In a bare room made of stiff silence and brown boxes in a town named for a place that no one really believed existed, waited a man made of secrets, lies and a time hardened ramrod. His thin arms cradled a manila folder and his yellow eyes spun in his head as he stared at the picture inside.

He was close, they were close. His creatures, his creations. They'd told him you couldn't better what God had made but they'd been wrong. He had been there, mixed the drugs they'd been given, it had been his lab and no Anonymity Clause, to rule or regulation was going to keep him from his work. He'd though it had all been gone, that the petri dish had been all that had survived, all that he would ever have and he had been grateful for that. Then he had heard. He might be forced to work for other people with little dreams and little capacity for innovation, his reputation gone because of one little mistake but he still had his ways and he'd heard. And now he was here and he would take them, they were his, he'd known first and he'd get to them first.

He was close.

The silence retreated through the door as it opened and a young man entered. His black hair hung into his eyes and added wait to his stare in a way that angered the man. But he refused to stoop so low as to order the boy to cut his hair. He refused to care.
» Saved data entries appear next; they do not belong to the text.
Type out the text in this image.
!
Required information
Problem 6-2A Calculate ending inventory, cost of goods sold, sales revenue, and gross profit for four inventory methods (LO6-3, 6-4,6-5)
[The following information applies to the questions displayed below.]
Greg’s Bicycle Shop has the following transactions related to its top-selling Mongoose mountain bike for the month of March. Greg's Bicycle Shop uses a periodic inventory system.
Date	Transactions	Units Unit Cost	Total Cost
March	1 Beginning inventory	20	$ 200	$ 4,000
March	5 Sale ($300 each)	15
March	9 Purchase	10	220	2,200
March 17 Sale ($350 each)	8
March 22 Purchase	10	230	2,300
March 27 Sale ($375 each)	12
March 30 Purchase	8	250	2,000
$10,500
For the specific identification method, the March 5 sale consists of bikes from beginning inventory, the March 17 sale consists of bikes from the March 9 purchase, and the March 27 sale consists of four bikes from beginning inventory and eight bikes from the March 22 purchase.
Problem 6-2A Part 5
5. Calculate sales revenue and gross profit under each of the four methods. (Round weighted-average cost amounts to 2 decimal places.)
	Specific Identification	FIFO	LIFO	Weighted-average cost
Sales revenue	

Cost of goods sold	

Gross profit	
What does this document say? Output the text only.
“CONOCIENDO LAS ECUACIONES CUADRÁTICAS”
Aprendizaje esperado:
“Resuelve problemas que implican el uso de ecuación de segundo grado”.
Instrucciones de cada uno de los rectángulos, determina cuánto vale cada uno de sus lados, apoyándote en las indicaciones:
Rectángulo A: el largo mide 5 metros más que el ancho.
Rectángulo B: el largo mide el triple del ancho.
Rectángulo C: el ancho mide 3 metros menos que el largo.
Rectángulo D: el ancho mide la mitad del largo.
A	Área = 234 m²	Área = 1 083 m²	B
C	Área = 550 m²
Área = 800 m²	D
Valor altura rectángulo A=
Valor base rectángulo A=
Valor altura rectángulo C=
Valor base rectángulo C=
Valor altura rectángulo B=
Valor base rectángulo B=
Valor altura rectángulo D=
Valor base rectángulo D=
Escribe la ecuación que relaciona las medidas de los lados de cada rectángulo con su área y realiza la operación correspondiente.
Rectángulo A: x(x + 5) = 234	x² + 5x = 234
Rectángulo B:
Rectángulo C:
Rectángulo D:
The door closed and the silence waited outside for a long pause. The boy would not ask why he had been summoned via text to speak to the man. He refused to care too.

"You're going to school," the man said handing the olive skinned youth with the absurd hair the folder he had been contemplating.

"And you are going to walk there with her," the young man took the folder gingerly, tossing the hair he knew the man hated out of his way as he looked down. He didn't look very long at the school photo, he looked at the names underneath.

"You are to befriend her and nothing more. You do not go to the house,"

The boy looked up and the silence battered at the door. The man stared at him and loathed the hair that hung between them.

"He is insane. His wife died when the girl was one and if even a third of what I've been told is true his soul died with her," the boy's gaze didn't falter, "he doesn't have a clue about you and if he did he wouldn't care. Even the boy he used to be wouldn't have cared."

With nothing left to say the two said nothing. The silence waited, ushering in the tick of a tiny black clock that sat on the counter.

"Go," the man said. The boy tossed the picture next to the clock and went. He knew when he wasn't wanted.

He knew that he wasn't wanted. Not really.